La Chine a estimé que l'obligation de rendre compte et l'indépendance du pouvoir judiciaire ne sont pas mutuellement exclusives mais bien complémentaires. L'Australie a demandé à la Rapporteuse spéciale de dire quelles démarches les États pourraient adopter pour assurer que le personnel judiciaire rend compte de ses actes, tout en respectant le principe de la séparation des pouvoirs. La République tchèque a jugé inquiétant que certains juges rechignent, de peur de représailles de la part des autorités, d'appliquer des décisions qui pourraient être contraires aux intérêts du pouvoir. Elle a demandé à Mme Knaul de dire quelles mesures spécifiques ou quels garde-fous pourraient remédier à ce problème. La Sierra Leone a demandé à la Rapporteuse spéciale d'informer le Conseil des pratiques optimales en matière d'obligation redditionnelle des juges et avocats. Le Népal a demandé des précisions sur le contenu des codes de conduite et de déontologie pour avocats et magistrats.
Le Portugal s'est réjoui d'accueillir prochainement la Rapporteuse spéciale sur les juges et avocats et lui a demandé quel rôle le Conseil des droits de l'homme pourrait jouer dans l'établissement de normes internationales pour la responsabilisation judiciaire. Le Venezuela a déclaré que le code de conduite des titulaires de mandat de procédures spéciales avait été créé dans l'esprit des instances de responsabilisation judiciaire, avant de dénoncer la publication de communiqués de presse contenant des allégations infondées, subjectives et non vérifiées sur le système judiciaire vénézuélien. Le Venezuela est un État de droit et toute sa population en bénéficie.
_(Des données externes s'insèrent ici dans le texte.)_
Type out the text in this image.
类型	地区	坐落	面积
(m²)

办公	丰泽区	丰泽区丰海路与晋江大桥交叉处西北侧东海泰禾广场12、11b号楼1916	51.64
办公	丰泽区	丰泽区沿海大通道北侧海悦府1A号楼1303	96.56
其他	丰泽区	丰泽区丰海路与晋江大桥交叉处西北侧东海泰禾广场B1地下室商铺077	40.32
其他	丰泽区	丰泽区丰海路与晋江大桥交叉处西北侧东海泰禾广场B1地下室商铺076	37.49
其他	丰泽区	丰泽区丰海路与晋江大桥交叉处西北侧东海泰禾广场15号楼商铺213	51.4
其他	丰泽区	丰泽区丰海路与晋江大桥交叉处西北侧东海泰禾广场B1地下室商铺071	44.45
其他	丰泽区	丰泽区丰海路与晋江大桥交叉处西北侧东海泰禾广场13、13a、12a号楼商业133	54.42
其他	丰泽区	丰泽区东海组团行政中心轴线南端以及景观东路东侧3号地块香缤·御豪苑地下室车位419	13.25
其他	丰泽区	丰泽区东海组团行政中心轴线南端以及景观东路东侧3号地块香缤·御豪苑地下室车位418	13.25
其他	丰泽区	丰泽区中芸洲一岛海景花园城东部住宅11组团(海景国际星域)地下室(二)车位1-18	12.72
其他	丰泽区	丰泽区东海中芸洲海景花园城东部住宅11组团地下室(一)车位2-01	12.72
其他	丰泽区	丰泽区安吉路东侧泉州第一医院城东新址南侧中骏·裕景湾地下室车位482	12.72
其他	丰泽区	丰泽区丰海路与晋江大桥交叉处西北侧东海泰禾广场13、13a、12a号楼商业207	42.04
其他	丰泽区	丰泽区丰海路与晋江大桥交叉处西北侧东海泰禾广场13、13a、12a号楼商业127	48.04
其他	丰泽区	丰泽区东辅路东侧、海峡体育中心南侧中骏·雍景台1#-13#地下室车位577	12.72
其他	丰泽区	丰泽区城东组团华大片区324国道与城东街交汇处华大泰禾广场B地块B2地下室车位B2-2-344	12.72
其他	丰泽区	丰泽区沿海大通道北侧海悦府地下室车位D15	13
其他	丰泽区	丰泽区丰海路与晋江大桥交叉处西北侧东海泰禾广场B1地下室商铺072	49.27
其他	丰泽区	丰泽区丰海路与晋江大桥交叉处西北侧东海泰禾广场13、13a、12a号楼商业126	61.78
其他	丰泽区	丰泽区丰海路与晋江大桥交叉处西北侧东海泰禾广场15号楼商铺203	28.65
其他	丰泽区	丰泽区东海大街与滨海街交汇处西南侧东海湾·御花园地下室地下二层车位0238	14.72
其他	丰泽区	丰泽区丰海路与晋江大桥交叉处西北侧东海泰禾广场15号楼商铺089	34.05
Le Ghana a rappelé que les juges et avocats ne sont pas au-dessus des lois du fait de leur statut, avant de souligner que tout instrument juridiquement contraignant qui pourrait être envisagé ne saurait interférer avec la justice. L'Iran a souligné que les procureurs jouent un rôle clé dans l'administration de la justice et doivent exercer leur fonction sans entrave ni influence; le système juridique iranien, très perfectionné, est tout à fait indépendant, a en outre assuré le pays. Le Botswana a également expliqué que nul n'est au-dessus des lois dans le pays. Si les juges ont le devoir d'agir en toute impartialité, la Constitution prévoit leur limogeage en cas de manquement, tout en offrant des garanties que ce mécanisme ne soit utilisé à des fins politiques. Les Maldives ont également des mécanismes d'obligation redditionnelle judiciaire.
La Hongrie s'est enquise auprès de la Rapporteuse spéciale des mesures particulières prises aux fins de la protection des juges et avocats qui coopèrent (ou cherchent à coopérer) avec les Nations Unies.
Cuba a salué l'analyse poussée réalisée par la Rapporteuse spéciale et a voulu savoir si Mme Knaul avait reçu une réponse des États-Unis concernant le sort de cinq ressortissants cubains détenus aux États-Unis, afin qu'ils puissent rentrer dans leur pays.
Débat interactif sur les droits de l'homme des migrants
De nombreuses délégations ont estimé que l'ampleur du phénomène des migrations illégales provenait d'une mauvaise appréciation dans les pays d'accueil des besoins en main d'œuvre, notamment non qualifié. Le Costa Rica, au nom de la Communauté des États d'Amérique latine et des Caraïbes l'Indonésie, le Paraguay, l'Algérie et l'Égypte, intervenant également au nom du Groupe arabe) ont appelé à ouvrir davantage les voies de la migration régulière afin de réduire les risques de migration irrégulière et ainsi mieux protéger les travailleurs migrants. Ces pays ont également regretté le faible nombre de ratifications de la Convention internationale sur la protection des travailleurs migrants et de leur famille, qui offre, selon l'Algérie, un cadre essentiel également pour la formulation des politiques migratoires et la coopération internationale.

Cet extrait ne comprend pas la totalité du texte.